Mary put on a considering expression as she studied the trunks, then glanced at him, smiling. “If you're not too long about it.”

When the times were sweet, they were very sweet.

Lincoln had grown up in a man's world, and for years had associated mostly with men. With his agonizing shyness around women went a curiosity about them that few men had—as he was curious about all things, and all people. In the same spirit that he'd listened to the Speed slaves telling stories in the quarters, he would listen with a slow grin, cracking his knuckles, when Mary spoke of the intricacies of the Southern family feuds that had carried from Virginia to Kentucky and on into Illinois, and the inflexible rules about who left cards on whom, and why. He hadn't been joking when he'd said a woman should have the same right to sexual freedom as a man—he was also inclined to let women have the vote. “But God help you if you say so in this state.”

For her part Mary had never known a man like him. Her experience had for the most part been with men of her own class, townsmen who saw the world in terms of making a living, and connecting with other men—and peripherally with their families—who would further their own careers.

Lincoln's countrified earthiness, that had so repelled Elizabeth, drew Mary. She felt that she was dealing with a man from a different age of history, a woodsman at heart who saw the world in terms of simpler survival, and who thus saw through the persiflage of town life and town ambitions to the bone and bedrock of politics and law.

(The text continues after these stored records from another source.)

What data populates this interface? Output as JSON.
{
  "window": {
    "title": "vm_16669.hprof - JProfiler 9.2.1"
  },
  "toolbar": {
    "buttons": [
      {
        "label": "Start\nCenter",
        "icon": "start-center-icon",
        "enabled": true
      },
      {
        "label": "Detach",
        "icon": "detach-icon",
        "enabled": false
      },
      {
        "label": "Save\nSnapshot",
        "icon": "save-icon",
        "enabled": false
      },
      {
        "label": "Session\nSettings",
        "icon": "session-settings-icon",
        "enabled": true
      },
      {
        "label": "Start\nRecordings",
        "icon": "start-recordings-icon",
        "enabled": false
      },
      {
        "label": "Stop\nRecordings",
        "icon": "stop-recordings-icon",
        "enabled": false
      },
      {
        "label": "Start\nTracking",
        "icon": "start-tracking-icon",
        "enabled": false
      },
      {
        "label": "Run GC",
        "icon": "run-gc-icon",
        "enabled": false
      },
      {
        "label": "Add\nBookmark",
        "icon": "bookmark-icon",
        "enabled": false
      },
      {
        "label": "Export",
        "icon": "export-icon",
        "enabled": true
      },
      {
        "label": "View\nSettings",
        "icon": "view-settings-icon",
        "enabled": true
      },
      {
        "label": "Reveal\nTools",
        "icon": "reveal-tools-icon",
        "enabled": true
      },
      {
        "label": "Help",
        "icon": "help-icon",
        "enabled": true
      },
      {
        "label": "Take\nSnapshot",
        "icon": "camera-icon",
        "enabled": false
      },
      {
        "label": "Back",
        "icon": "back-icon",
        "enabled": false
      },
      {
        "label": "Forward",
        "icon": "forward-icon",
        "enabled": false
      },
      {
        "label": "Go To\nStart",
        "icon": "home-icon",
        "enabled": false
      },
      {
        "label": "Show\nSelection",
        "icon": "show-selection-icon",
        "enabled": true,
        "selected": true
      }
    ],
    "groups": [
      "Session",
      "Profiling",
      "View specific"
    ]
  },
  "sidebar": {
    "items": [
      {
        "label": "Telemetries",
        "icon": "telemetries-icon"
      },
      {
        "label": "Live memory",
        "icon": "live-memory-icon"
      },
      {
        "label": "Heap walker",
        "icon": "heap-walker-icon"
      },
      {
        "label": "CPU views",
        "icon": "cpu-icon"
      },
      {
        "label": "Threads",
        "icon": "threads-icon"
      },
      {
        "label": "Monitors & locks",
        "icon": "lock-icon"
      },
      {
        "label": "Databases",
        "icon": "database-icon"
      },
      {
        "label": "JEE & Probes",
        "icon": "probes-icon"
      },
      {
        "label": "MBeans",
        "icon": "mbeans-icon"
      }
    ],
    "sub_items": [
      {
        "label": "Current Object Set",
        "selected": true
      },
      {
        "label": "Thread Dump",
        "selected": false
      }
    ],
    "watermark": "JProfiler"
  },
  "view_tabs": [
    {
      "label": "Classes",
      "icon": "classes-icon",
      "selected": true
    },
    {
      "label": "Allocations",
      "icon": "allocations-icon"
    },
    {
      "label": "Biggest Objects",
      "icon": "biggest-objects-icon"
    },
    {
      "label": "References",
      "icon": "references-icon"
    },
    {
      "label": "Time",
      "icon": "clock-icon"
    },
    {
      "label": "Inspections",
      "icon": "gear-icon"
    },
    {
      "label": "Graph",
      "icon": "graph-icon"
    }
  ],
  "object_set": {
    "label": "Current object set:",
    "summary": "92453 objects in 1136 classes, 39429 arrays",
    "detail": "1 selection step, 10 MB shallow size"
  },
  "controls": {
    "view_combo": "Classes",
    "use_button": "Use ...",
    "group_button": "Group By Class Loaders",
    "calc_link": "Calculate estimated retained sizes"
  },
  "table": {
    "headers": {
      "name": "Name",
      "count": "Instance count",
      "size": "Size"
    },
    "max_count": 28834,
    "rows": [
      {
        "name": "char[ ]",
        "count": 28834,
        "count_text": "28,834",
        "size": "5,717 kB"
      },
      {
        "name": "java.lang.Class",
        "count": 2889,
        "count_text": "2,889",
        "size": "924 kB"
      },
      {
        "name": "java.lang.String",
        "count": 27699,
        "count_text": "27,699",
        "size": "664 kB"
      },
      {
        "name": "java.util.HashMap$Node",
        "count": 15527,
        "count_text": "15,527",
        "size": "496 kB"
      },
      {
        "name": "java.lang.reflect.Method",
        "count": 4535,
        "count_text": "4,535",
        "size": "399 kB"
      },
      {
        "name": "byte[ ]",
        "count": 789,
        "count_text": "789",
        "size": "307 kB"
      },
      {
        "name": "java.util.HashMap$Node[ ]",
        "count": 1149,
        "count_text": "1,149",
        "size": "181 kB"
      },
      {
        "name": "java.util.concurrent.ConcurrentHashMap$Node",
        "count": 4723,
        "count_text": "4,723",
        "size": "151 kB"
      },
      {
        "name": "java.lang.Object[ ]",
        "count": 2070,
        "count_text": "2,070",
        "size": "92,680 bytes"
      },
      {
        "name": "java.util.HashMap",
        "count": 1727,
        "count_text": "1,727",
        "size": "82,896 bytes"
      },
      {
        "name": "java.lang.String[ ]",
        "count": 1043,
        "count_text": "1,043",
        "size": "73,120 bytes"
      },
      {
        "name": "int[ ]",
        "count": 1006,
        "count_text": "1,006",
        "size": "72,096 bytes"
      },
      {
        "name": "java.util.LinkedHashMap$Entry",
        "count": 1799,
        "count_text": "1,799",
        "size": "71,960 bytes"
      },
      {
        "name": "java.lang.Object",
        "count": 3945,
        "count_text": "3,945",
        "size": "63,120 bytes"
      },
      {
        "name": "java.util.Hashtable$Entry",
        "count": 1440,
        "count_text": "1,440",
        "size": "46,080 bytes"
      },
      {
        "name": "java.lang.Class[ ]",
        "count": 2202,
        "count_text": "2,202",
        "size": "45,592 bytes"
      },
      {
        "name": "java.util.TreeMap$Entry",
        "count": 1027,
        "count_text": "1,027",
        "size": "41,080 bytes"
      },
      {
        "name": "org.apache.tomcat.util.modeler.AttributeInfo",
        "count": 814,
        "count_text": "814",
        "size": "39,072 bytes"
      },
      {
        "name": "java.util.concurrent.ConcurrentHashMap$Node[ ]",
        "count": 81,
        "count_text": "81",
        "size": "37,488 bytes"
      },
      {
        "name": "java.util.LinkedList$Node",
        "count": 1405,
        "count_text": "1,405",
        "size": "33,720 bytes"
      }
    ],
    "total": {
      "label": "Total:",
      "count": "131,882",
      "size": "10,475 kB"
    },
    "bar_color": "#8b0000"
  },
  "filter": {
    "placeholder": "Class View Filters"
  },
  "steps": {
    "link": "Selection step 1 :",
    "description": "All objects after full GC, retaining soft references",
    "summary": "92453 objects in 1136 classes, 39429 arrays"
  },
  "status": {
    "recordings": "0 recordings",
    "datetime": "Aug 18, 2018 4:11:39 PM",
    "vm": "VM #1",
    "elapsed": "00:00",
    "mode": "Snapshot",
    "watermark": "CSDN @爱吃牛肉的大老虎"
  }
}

At night they would read to one another from her books or from the half-dozen newspapers that were the party organs of Democrats, Whigs, Locofoco Democrats, “the conscience Whigs,” anti-Tyler Whigs, and all phases of opinion in between. Or they would simply talk until the bedroom candle burned out. Shortly after they were married, as she brushed her hair before bed, he asked her shyly, “May I do that?” and she smiled at him sidelong:

“You heard the minister, Mr. Lincoln, and you know the laws of the state. It is now
your
hair, and you may do with it what you wish.”

But the sweetness of those times didn't make up for her constant dread of being found out in her lie, and the galling humiliation of being truly poor. And Mary quickly found how right Elizabeth had been. From the first she hated poverty—hated it and all that it meant.

During that freezing winter, when she would struggle through the mud of Adams Street on foot and see Elizabeth pass in Ninian's carriage, she didn't even have the consolation of sympathy. She knew what Springfield gossip was. She had proclaimed, again and again, to every one of her friends that Lincoln's poverty and debt mattered nothing to her. She knew how Elizabeth would look down her nose, if word reached her that Mary did not actually like to be cold in their little boardinghouse room (Mrs. Beck charged extra to keep fires burning during the day), or disliked the appalling sameness of Mrs. Beck's uninspired cooking. She could almost hear Elizabeth say it:
You have no one to blame but yourself.

To be poor was to be branded wrong in the eyes of the entire town.

When, in years past, Mary had pictured herself as married, she had always assumed she would have a home—perhaps not as elegant as that of Elizabeth and Ninian, but at least a place of comfort, like that of Bessie and Simeon Francis. A place in which to be “at home” when friends came calling, a place where she could give dinners and put up preserves. But even with the little money from her mother's will that came to her on her marriage, Lincoln insisted that they had not the money for a house. So they remained at the Globe, where the noisy talk of the men in the common-room, the clang of the stagecoach bell, and the arguments of the Bledsoes next door kept Mary awake far into the nights.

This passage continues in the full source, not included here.